我正在Coursera上这门课程,并且在做第一次作业时遇到了一些问题。任务是基本上使用正则表达式从给定文件中获取某些值。然后,该函数应输出包含以下值的字典:

example_dict = {"host":"146.204.224.152", 

                "user_name":"feest6811", 

                "time":"21/Jun/2019:15:45:24 -0700",

                "request":"POST /incentivize HTTP/1.1"} 

这只是文件的屏幕截图。由于某些原因,如果未直接从Coursera打开链接,则该链接将不起作用。对于格式错误,我事先表示歉意。我必须指出的一件事是,在某些情况下(如第一个示例所示),没有用户名。而是使用“-”。

159.253.153.40 - - [21/Jun/2019:15:46:10 -0700] "POST /e-business HTTP/1.0" 504 19845
136.195.158.6 - feeney9464 [21/Jun/2019:15:46:11 -0700] "HEAD /open-source/markets HTTP/2.0" 204 21149 

这是我目前所拥有的。但是,输出为“无”。我想我的模式有问题。

import re
def logs():
    
    with open("assets/logdata.txt", "r") as file:
        logdata = file.read()
    # YOUR CODE HERE
        
        pattern = """ 
        (?P<host>\w*)
        (\d+\.\d+.\d+.\d+\ )
        (?P<user_name>\w*)
        (\ -\ [a-z]+[0-9]+\ )
        (?P<time>\w*)
        (\[(.*?)\])
        (?P<request>\w*)
        (".*")
        """
        for item in re.finditer(pattern,logdata,re.VERBOSE):
       
            print(item.groupdict())

2 个答案:

答案 0 :(得分:2)

您可以使用以下表达式:

(?P<host>\d+(?:\.\d+){3}) # 1+ digits and 3 occurrenses of . and 3 digits
\s+\S+\s+                 # 1+ whitespaces, 1+ non-whitespaces, 1+ whitespaces
(?P<user_name>\S+)\s+\[   # 1+ non-whitespaces (Group "user_name"), 1+ whitespaces and [
(?P<time>[^\]\[]*)\]\s+   # Group "time": 0+ chars other than [ and ], ], 1+ whitespaces
"(?P<request>[^"]*)"      # ", Group "request": 0+ non-" chars, "

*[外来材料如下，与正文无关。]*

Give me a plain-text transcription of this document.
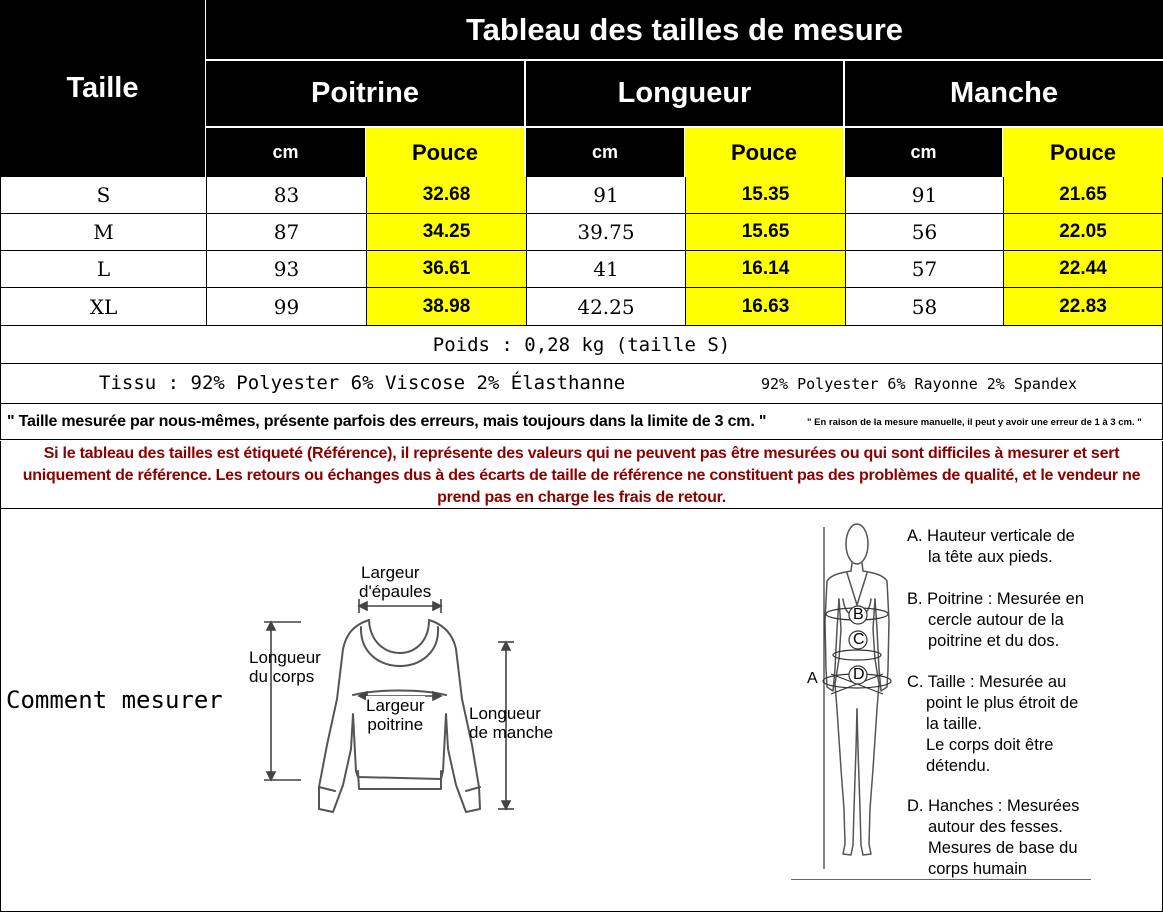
Taille
Tableau des tailles de mesure
Poitrine	Longueur	Manche
cm	Pouce	cm	Pouce	cm	Pouce
S	83	32.68	91	15.35	91	21.65
M	87	34.25	39.75	15.65	56	22.05
L	93	36.61	41	16.14	57	22.44
XL	99	38.98	42.25	16.63	58	22.83
Poids : 0,28 kg (taille S)
Tissu : 92% Polyester 6% Viscose 2% Élasthanne	92% Polyester 6% Rayonne 2% Spandex
" Taille mesurée par nous-mêmes, présente parfois des erreurs, mais toujours dans la limite de 3 cm. "	" En raison de la mesure manuelle, il peut y avoir une erreur de 1 à 3 cm. "
Si le tableau des tailles est étiqueté (Référence), il représente des valeurs qui ne peuvent pas être mesurées ou qui sont difficiles à mesurer et sert uniquement de référence. Les retours ou échanges dus à des écarts de taille de référence ne constituent pas des problèmes de qualité, et le vendeur ne prend pas en charge les frais de retour.
Comment mesurer
Largeur
d'épaules
Longueur
du corps
Largeur
poitrine
Longueur
de manche
A
B
C
D
A. Hauteur verticale de
la tête aux pieds.
B. Poitrine : Mesurée en
cercle autour de la
poitrine et du dos.
C. Taille : Mesurée au
point le plus étroit de
la taille.
Le corps doit être
détendu.
D. Hanches : Mesurées
autour des fesses.
Mesures de base du
corps humain
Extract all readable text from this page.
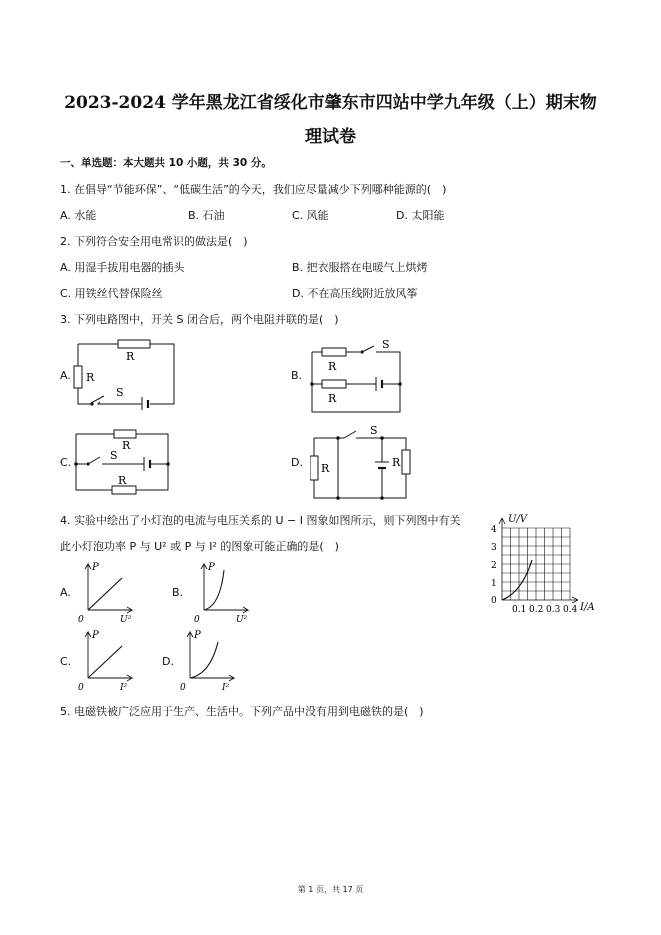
2023-2024 学年黑龙江省绥化市肇东市四站中学九年级（上）期末物
理试卷
一、单选题：本大题共 10 小题，共 30 分。
1. 在倡导“节能环保”、“低碳生活”的今天，我们应尽量减少下列哪种能源的(　)
A. 水能	B. 石油	C. 风能	D. 太阳能
2. 下列符合安全用电常识的做法是(　)
A. 用湿手拔用电器的插头	B. 把衣服搭在电暖气上烘烤
C. 用铁丝代替保险丝	D. 不在高压线附近放风筝
3. 下列电路图中，开关 S 闭合后，两个电阻并联的是(　)
A.	B.
C.	D.
R
R
S
S
R
R
R
S
R
S
R	R
4. 实验中绘出了小灯泡的电流与电压关系的 U − I 图象如图所示，则下列图中有关
此小灯泡功率 P 与 U² 或 P 与 I² 的图象可能正确的是(　)
U/V
I/A
4
3
2
1
0
0.1 0.2 0.3 0.4
A.	B.
C.	D.
P
0	U²
P
0	U²
P
0	I²
P
0	I²
5. 电磁铁被广泛应用于生产、生活中。下列产品中没有用到电磁铁的是(　)
第 1 页，共 17 页
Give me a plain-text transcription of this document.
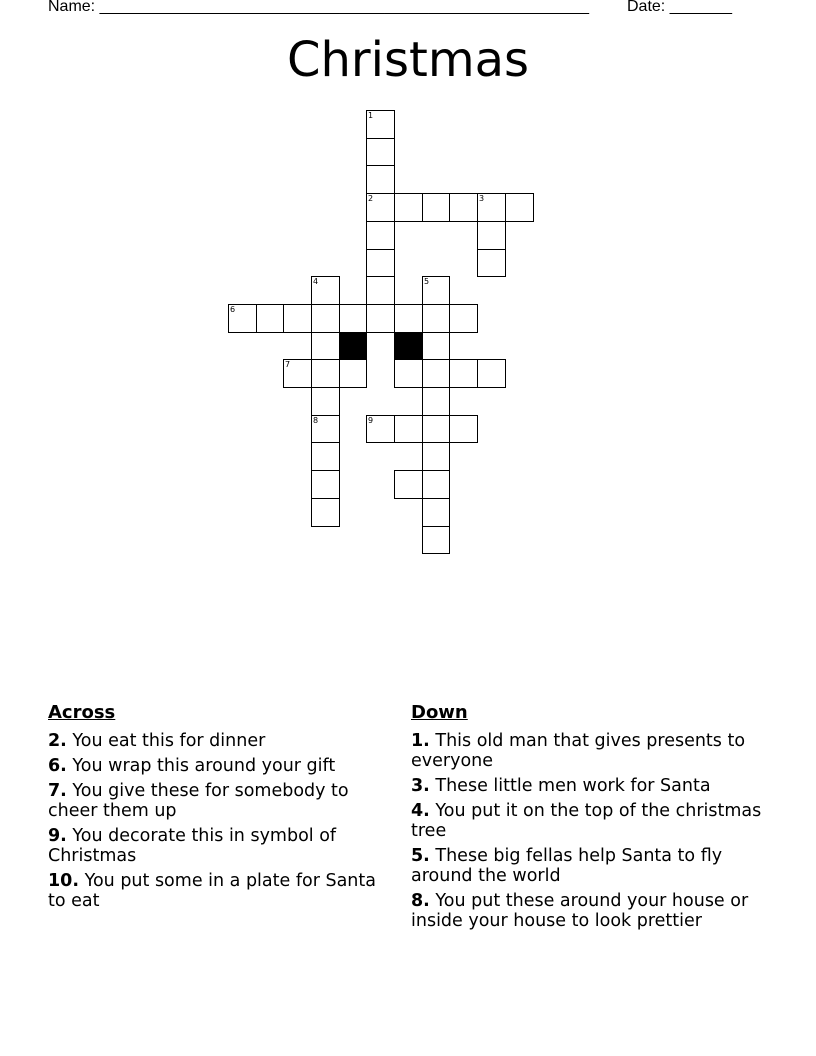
Name: _______________________________________________________ Date: _______
Christmas
1
2	3
4
8
5
6
7
9
Across
2. You eat this for dinner
6. You wrap this around your gift
7. You give these for somebody to cheer them up
9. You decorate this in symbol of Christmas
10. You put some in a plate for Santa to eat
Down
1. This old man that gives presents to everyone
3. These little men work for Santa
4. You put it on the top of the christmas tree
5. These big fellas help Santa to fly around the world
8. You put these around your house or inside your house to look prettier
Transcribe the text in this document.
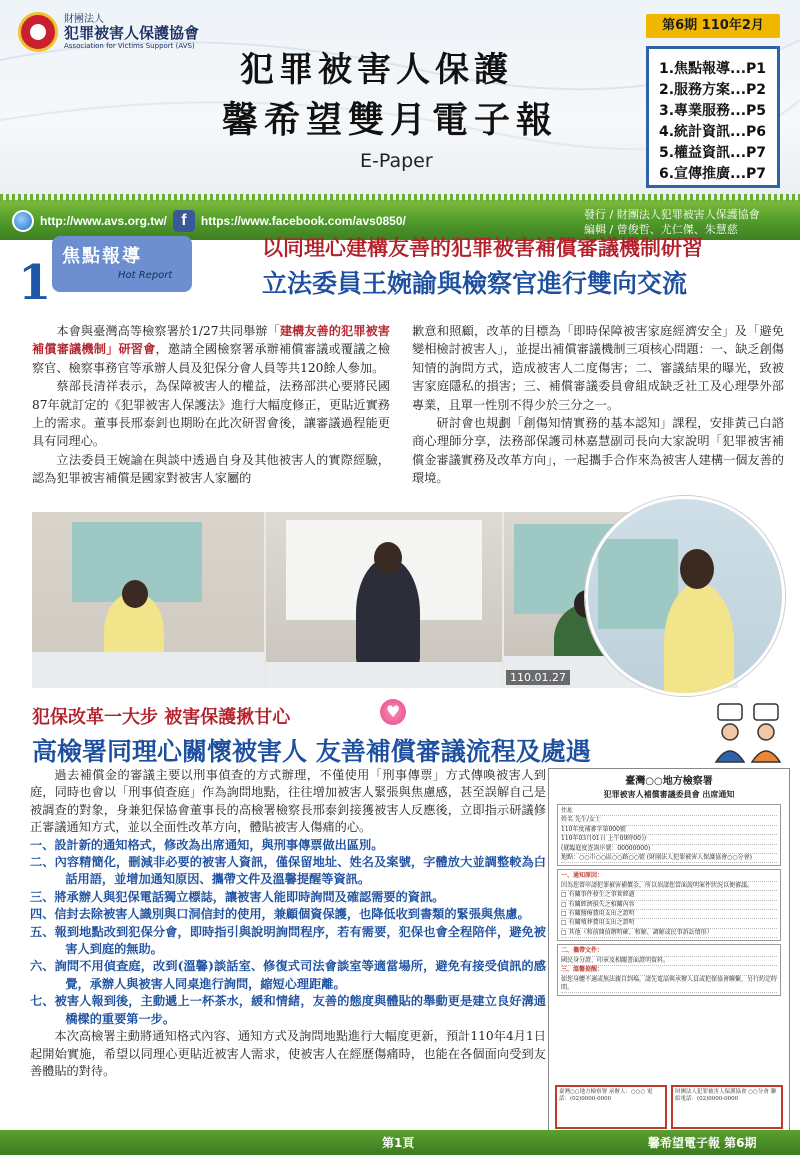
財團法人
犯罪被害人保護協會
Association for Victims Support (AVS)
犯罪被害人保護
馨希望雙月電子報
E-Paper
第6期 110年2月
1.焦點報導...P1
2.服務方案...P2
3.專業服務...P5
4.統計資訊...P6
5.權益資訊...P7
6.宣傳推廣...P7
http://www.avs.org.tw/ f	https://www.facebook.com/avs0850/	發行 / 財團法人犯罪被害人保護協會
編輯 / 曾俊哲、尤仁傑、朱慧慈
焦點報導
Hot Report
1
以同理心建構友善的犯罪被害補償審議機制研習
立法委員王婉諭與檢察官進行雙向交流

本會與臺灣高等檢察署於1/27共同舉辦「建構友善的犯罪被害補償審議機制」研習會，邀請全國檢察署承辦補償審議或覆議之檢察官、檢察事務官等承辦人員及犯保分會人員等共120餘人參加。

蔡部長清祥表示，為保障被害人的權益，法務部洪心要將民國87年就訂定的《犯罪被害人保護法》進行大幅度修正，更貼近實務上的需求。董事長邢泰釗也期盼在此次研習會後，讓審議過程能更具有同理心。

立法委員王婉諭在與談中透過自身及其他被害人的實際經驗，認為犯罪被害補償是國家對被害人家屬的

歉意和照顧，改革的目標為「即時保障被害家庭經濟安全」及「避免變相檢討被害人」，並提出補償審議機制三項核心問題：一、缺乏創傷知情的詢問方式，造成被害人二度傷害；二、審議結果的曝光，致被害家庭隱私的損害；三、補償審議委員會組成缺乏社工及心理學外部專業，且單一性別不得少於三分之一。

研討會也規劃「創傷知情實務的基本認知」課程，安排黃己白諮商心理師分享，法務部保護司林嘉慧副司長向大家說明「犯罪被害補償金審議實務及改革方向」，一起攜手合作來為被害人建構一個友善的環境。

110.01.27
犯保改革一大步 被害保護揪甘心	♥
高檢署同理心關懷被害人 友善補償審議流程及處遇

過去補償金的審議主要以刑事偵查的方式辦理，不僅使用「刑事傳票」方式傳喚被害人到庭，同時也會以「刑事偵查庭」作為詢問地點，往往增加被害人緊張與焦慮感，甚至誤解自己是被調查的對象，身兼犯保協會董事長的高檢署檢察長邢泰釗接獲被害人反應後，立即指示研議修正審議通知方式，並以全面性改革方向，體貼被害人傷痛的心。

一、設計新的通知格式，修改為出席通知，與刑事傳票做出區別。
二、內容精簡化，刪減非必要的被害人資訊，僅保留地址、姓名及案號，字體放大並調整較為白話用語，並增加通知原因、攜帶文件及溫馨提醒等資訊。
三、將承辦人與犯保電話獨立標誌，讓被害人能即時詢問及確認需要的資訊。
四、信封去除被害人識別與口洞信封的使用，兼顧個資保護，也降低收到書類的緊張與焦慮。
五、報到地點改到犯保分會，即時指引與說明詢問程序，若有需要，犯保也會全程陪伴，避免被害人到庭的無助。
六、詢問不用偵查庭，改到(溫馨)談話室、修復式司法會談室等適當場所，避免有接受偵訊的感覺，承辦人與被害人同桌進行詢問，縮短心理距離。
七、被害人報到後，主動遞上一杯茶水，緩和情緒，友善的態度與體貼的舉動更是建立良好溝通橋樑的重要第一步。

本次高檢署主動將通知格式內容、通知方式及詢問地點進行大幅度更新，預計110年4月1日起開始實施，希望以同理心更貼近被害人需求，使被害人在經歷傷痛時，也能在各個面向受到友善體貼的對待。

臺灣○○地方檢察署
犯罪被害人補償審議委員會 出席通知
住址
姓名 先生/女士
110年度補審字第000號
110年03月01日 上午09時00分
(就臨進度查詢序號：00000000)
地點：○○市○○區○○路○○號 (財團法人犯罪被害人保護協會○○分會)
一、通知原因：
因為您曾申請犯罪被害補償金，所以須請您當面說明案件狀況以便審議。
□ 有關事件發生之事實經過
□ 有關經濟損失之相關內容
□ 有關醫療費用支出之證明
□ 有關殯葬費用支出之證明
□ 其他（和前開偵辦明確、和解、調解或民事訴訟情形）
二、攜帶文件：
國民身分證、印章及相關書面證明資料。
三、溫馨提醒：
如您身體不適或無法親自到場，請先電話與承辦人員或犯保協會聯繫，另行約定時間。
臺灣○○地方檢察署 承辦人：○○○ 電話：(02)0000-0000
財團法人犯罪被害人保護協會 ○○分會 聯絡電話：(02)0000-0000
第1頁	馨希望電子報 第6期
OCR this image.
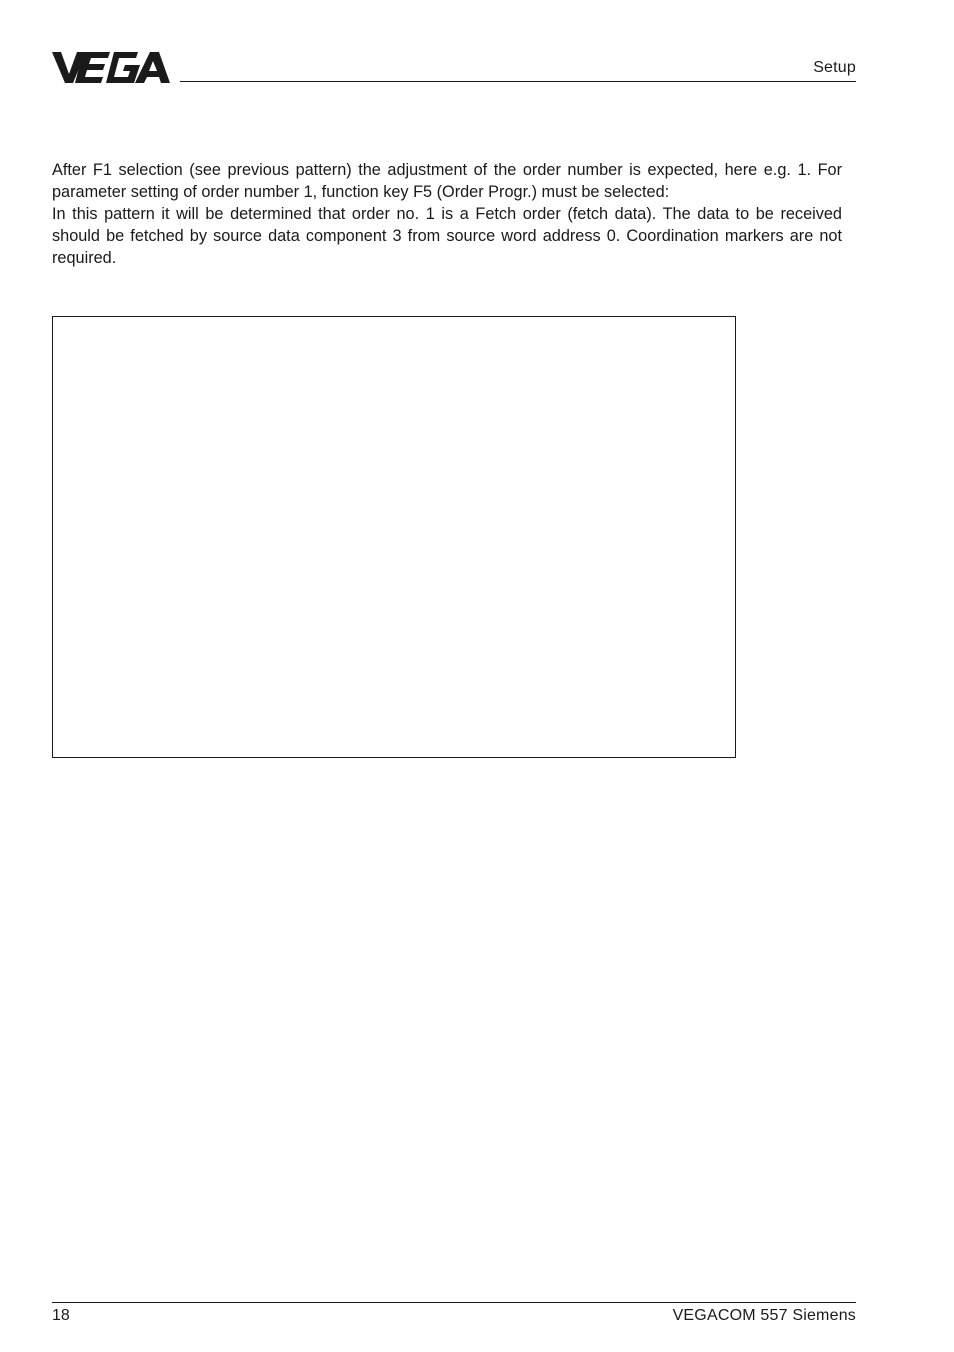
Setup

After F1 selection (see previous pattern) the adjustment of the order number is expected, here e.g. 1. For parameter setting of order number 1, function key F5 (Order Progr.) must be selected:

In this pattern it will be determined that order no. 1 is a Fetch order (fetch data). The data to be received should be fetched by source data component 3 from source word address 0. Coordination markers are not required.

18	VEGACOM 557 Siemens
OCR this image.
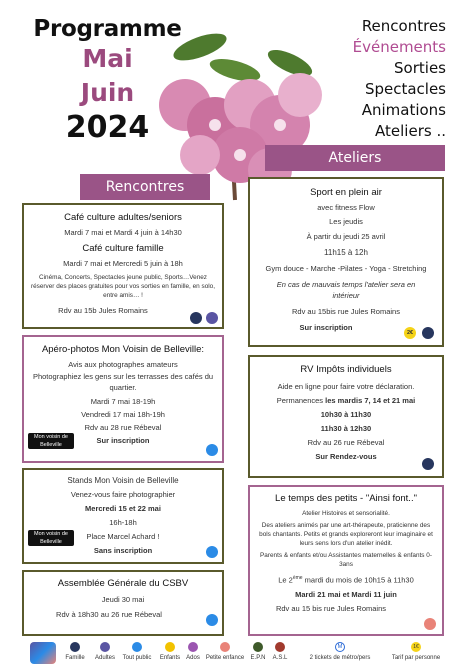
Programme
Mai
Juin
2024
Rencontres
Événements
Sorties
Spectacles
Animations
Ateliers ..
Rencontres
Ateliers
Café culture adultes/seniors
Mardi 7 mai et Mardi 4 juin à 14h30
Café culture famille
Mardi 7 mai et Mercredi 5 juin à 18h
Cinéma, Concerts, Spectacles jeune public, Sports…Venez réserver des places gratuites pour vos sorties en famille, en solo, entre amis… !
Rdv au 15b Jules Romains
Apéro-photos Mon Voisin de Belleville:
Avis aux photographes amateurs
Photographiez les gens sur les terrasses des cafés du quartier.
Mardi 7 mai 18-19h
Vendredi 17 mai 18h-19h
Rdv au 28 rue Rébeval
Sur inscription
Mon voisin de Belleville
Stands Mon Voisin de Belleville
Venez-vous faire photographier
Mercredi 15 et 22 mai
16h-18h
Place Marcel Achard !
Sans inscription
Mon voisin de Belleville
Assemblée Générale du CSBV
Jeudi 30 mai
Rdv à 18h30 au 26 rue Rébeval
Sport en plein air
avec fitness Flow
Les jeudis
À partir du jeudi 25 avril
11h15 à 12h
Gym douce - Marche -Pilates - Yoga - Stretching
En cas de mauvais temps l'atelier sera en intérieur
Rdv au 15bis rue Jules Romains
Sur inscription
2€
RV Impôts individuels
Aide en ligne pour faire votre déclaration.
Permanences les mardis 7, 14 et 21 mai
10h30 à 11h30
11h30 à 12h30
Rdv au 26 rue Rébeval
Sur Rendez-vous
Le temps des petits - "Ainsi font.."
Atelier Histoires et sensorialité.
Des ateliers animés par une art-thérapeute, praticienne des bols chantants. Petits et grands exploreront leur imaginaire et leurs sens lors d'un atelier inédit.
Parents & enfants et/ou Assistantes maternelles & enfants 0-3ans
Le 2ème mardi du mois de 10h15 à 11h30
Mardi 21 mai et Mardi 11 juin
Rdv au 15 bis rue Jules Romains
Famille	Adultes	Tout public	Enfants Ados Petite enfance	E.P.N	A.S.L
M
2 tickets de métro/pers
1€
Tarif par personne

请参见regex demo。 参见Python demo

import re
logdata = r"""159.253.153.40 - - [21/Jun/2019:15:46:10 -0700] "POST /e-business HTTP/1.0" 504 19845
136.195.158.6 - feeney9464 [21/Jun/2019:15:46:11 -0700] "HEAD /open-source/markets HTTP/2.0" 204 21149"""
pattern = r'''
(?P<host>\d+(?:\.\d+){3}) # 1+ digits and 3 occurrenses of . and 3 digits
\s+\S+\s+                 # 1+ whitespaces, 1+ non-whitespaces, 1+ whitespaces
(?P<user_name>\S+)\s+\[   # 1+ non-whitespaces (Group "user_name"), 1+ whitespaces and [
(?P<time>[^\]\[]*)\]\s+   # Group "time": 0+ chars other than [ and ], ], 1+ whitespaces
"(?P<request>[^"]*)"      # ", Group "request": 0+ non-" chars, "
'''
for item in re.finditer(pattern,logdata,re.VERBOSE):
    print(item.groupdict())

输出:

{'host': '159.253.153.40', 'user_name': '-', 'time': '21/Jun/2019:15:46:10 -0700', 'request': 'POST /e-business HTTP/1.0'}
{'host': '136.195.158.6', 'user_name': 'feeney9464', 'time': '21/Jun/2019:15:46:11 -0700', 'request': 'HEAD /open-source/markets HTTP/2.0'}

答案 1 :(得分:1)

import re
def names():
    simple_string = """Amy is 5 years old, and her sister Mary is 2 years old. Ruth and Peter, their parents, have 3 kids."""

    # YOUR CODE HERE
    p=re.findall('[A-Z][a-z]*',simple_string)
    return p

    #raise NotImplementedError()

使用以下代码检查:

assert len(names()) == 4, "There are four names in the simple_string"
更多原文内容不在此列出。